Held then explained that Bitcoin was conceived to become an alternative to banks, thus the iconic headline which Satoshi embedded at the Genesis Block's coinbase, maybe not a new variation of Visa. To back his back, he brought attention to the network's cardinal rules -- 21 million BTC supply cap, ten-minute blocks, and block dimensions caps -- asserting Satoshi might have shifted those values to push the electronic currency narrative.
But he did not. Actually, during his active years as a developer, Satoshi was largely against pushing block capabilities higher, and was adamant that the BTC issuance program should be maintained as is. This led to the next conclusion:
"What he was attempting to accomplish was clear, he wanted to build a new backbone for the fiscal system. Bitcoin is not only digital money, but an alternate to banks... People pushing the MoE story at this moment in time are more resistant to adoption. By creating these expectations, that can be unattainable at the moment, many people will get burnt or disillusioned."
Held isn't alone in his sentiment that Bitcoin is currently suited much better as the second coming of stone, rather than since the future of money. The Winklevoss Twins, the co-founders of this Gemini Exchange, recently asserted that Bitcoin"better being golden than gold itself." Twin Tyler noted that as this industry continues to grow, BTC will keep on consuming bits of gold's market capitalization, until the cryptocurrency moves its physical counterpart.
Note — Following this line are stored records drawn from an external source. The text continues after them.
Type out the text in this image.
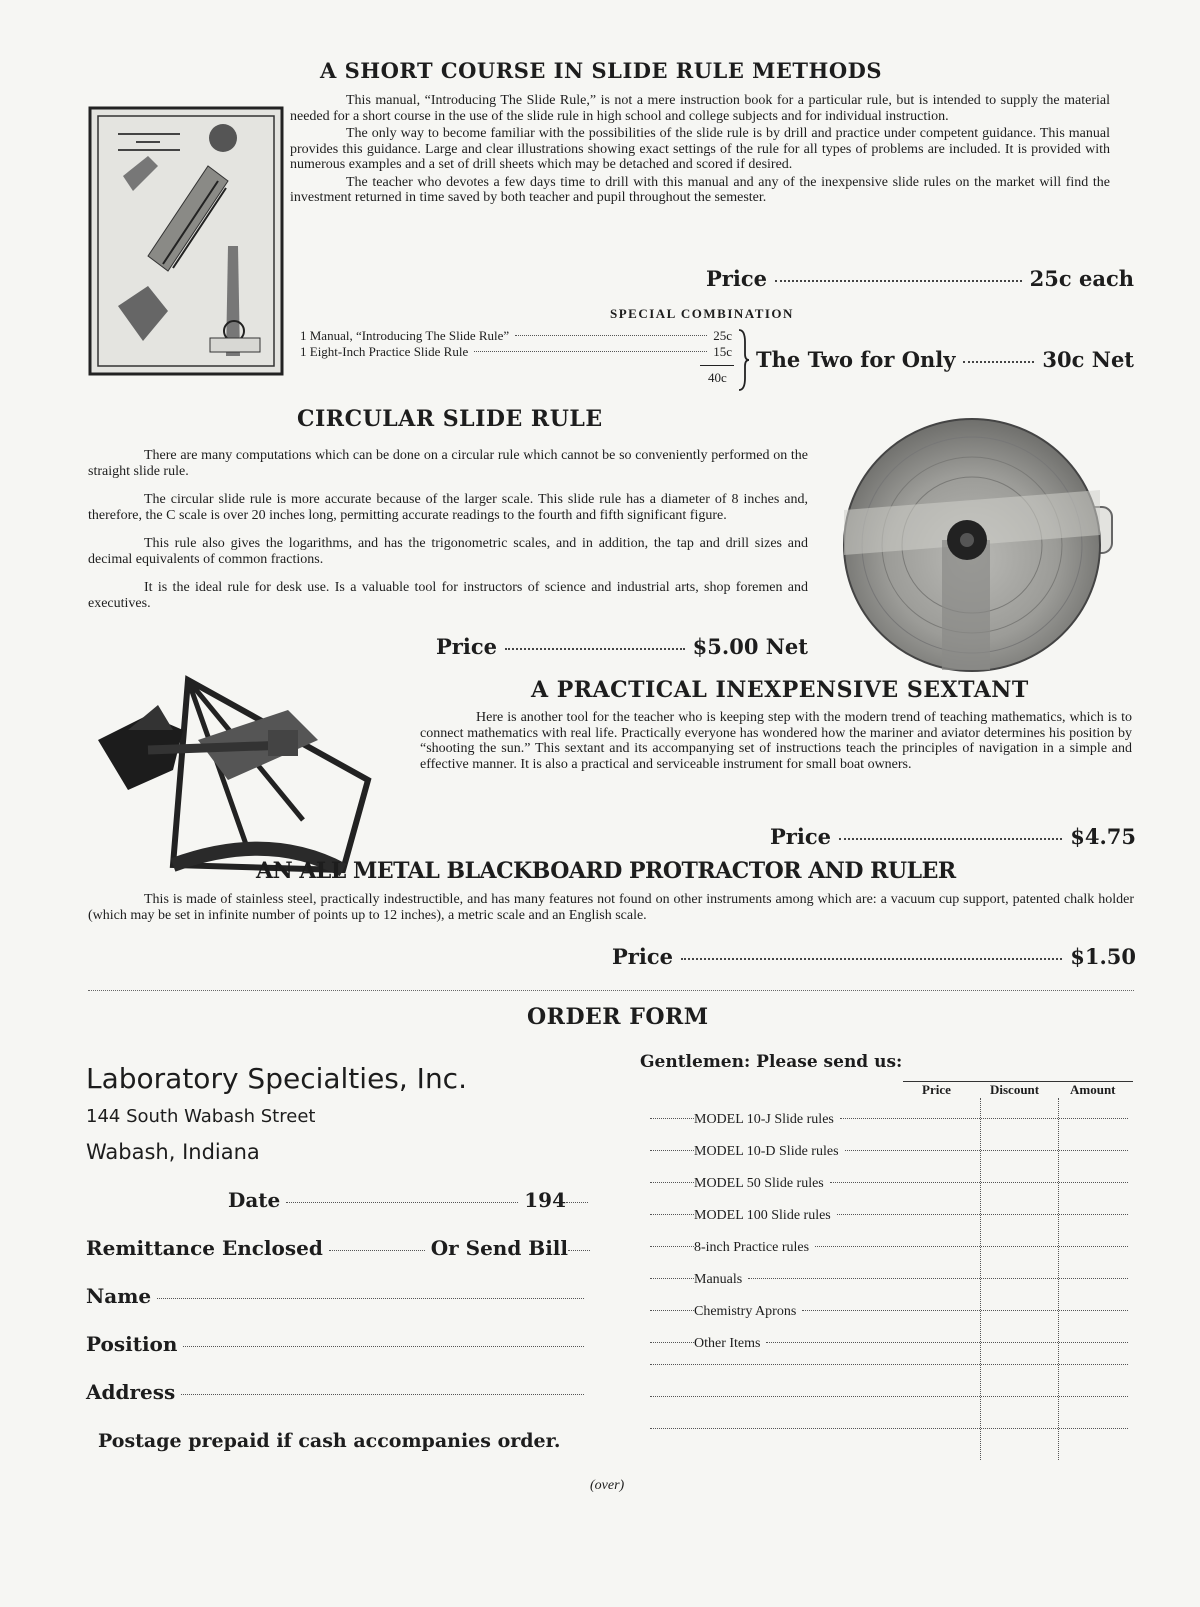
A SHORT COURSE IN SLIDE RULE METHODS

This manual, “Introducing The Slide Rule,” is not a mere instruction book for a particular rule, but is intended to supply the material needed for a short course in the use of the slide rule in high school and college subjects and for individual instruction.

The only way to become familiar with the possibilities of the slide rule is by drill and practice under competent guidance. This manual provides this guidance. Large and clear illustrations showing exact settings of the rule for all types of problems are included. It is provided with numerous examples and a set of drill sheets which may be detached and scored if desired.

The teacher who devotes a few days time to drill with this manual and any of the inexpensive slide rules on the market will find the investment returned in time saved by both teacher and pupil throughout the semester.

Price	25c each
SPECIAL COMBINATION
1 Manual, “Introducing The Slide Rule”	25c
1 Eight-Inch Practice Slide Rule	15c
40c
The Two for Only	30c Net
CIRCULAR SLIDE RULE

There are many computations which can be done on a circular rule which cannot be so conveniently performed on the straight slide rule.

The circular slide rule is more accurate because of the larger scale. This slide rule has a diameter of 8 inches and, therefore, the C scale is over 20 inches long, permitting accurate readings to the fourth and fifth significant figure.

This rule also gives the logarithms, and has the trigonometric scales, and in addition, the tap and drill sizes and decimal equivalents of common fractions.

It is the ideal rule for desk use. Is a valuable tool for instructors of science and industrial arts, shop foremen and executives.

Price	$5.00 Net
A PRACTICAL INEXPENSIVE SEXTANT

Here is another tool for the teacher who is keeping step with the modern trend of teaching mathematics, which is to connect mathematics with real life. Practically everyone has wondered how the mariner and aviator determines his position by “shooting the sun.” This sextant and its accompanying set of instructions teach the principles of navigation in a simple and effective manner. It is also a practical and serviceable instrument for small boat owners.

Price	$4.75
AN ALL METAL BLACKBOARD PROTRACTOR AND RULER

This is made of stainless steel, practically indestructible, and has many features not found on other instruments among which are: a vacuum cup support, patented chalk holder (which may be set in infinite number of points up to 12 inches), a metric scale and an English scale.

Price	$1.50
ORDER FORM
Laboratory Specialties, Inc.
144 South Wabash Street
Wabash, Indiana
Date	194
Remittance Enclosed	Or Send Bill
Name
Position
Address
Postage prepaid if cash accompanies order.
Gentlemen: Please send us:
Price	Discount Amount
MODEL 10-J Slide rules
MODEL 10-D Slide rules
MODEL 50 Slide rules
MODEL 100 Slide rules
8-inch Practice rules
Manuals
Chemistry Aprons
Other Items
(over)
Lou Kerner has recently chimed in to the issue. Per preceding reports from Bitcoinnetmagzhe told Bloomberg the BTC is"just a better way to put away your worth [than gold]." Kerner, the founding partner of CryptoOracle, clarified that the strength's portability, ease-of-use, divisibility, and scarcity, make it a viable option to precious metals, using this particular variable finally potentially pushing BTC over $100,000 apiece. Much Travis Kling, the creator of the Ikigai Fund, made a near-identical claim.
BTC May Eventually Replace Fiat, But Not Yet
But, this is not to say that BTC will ever become a workable form of electronic money.
At a recent blog post, Arthur Hayes, chief executive at BitMEX, clarified that since centralized digital money becomes a common sight, using platforms like WeChat Pay quickly surmounting physical greenbacks, Bitcoin can make a transfer. Hayes remarked as payment ecosystems such as WeChat Pay are heavily-centralized, Bitcoin can establish itself as a personal choice, especially once the Lightning Network reaches bonafide mainstream adoption.
Held himself acknowledged that, writing that"at adulthood," the payment usage case will probably be plausible, not just a quixotic dream. But then again, as it stands, this ecosystem is too nascent and volatile for the MoE story to be supported. Regardless, this industry continues to mature at an exceptional pace, in spite of decreasing crypto asset values.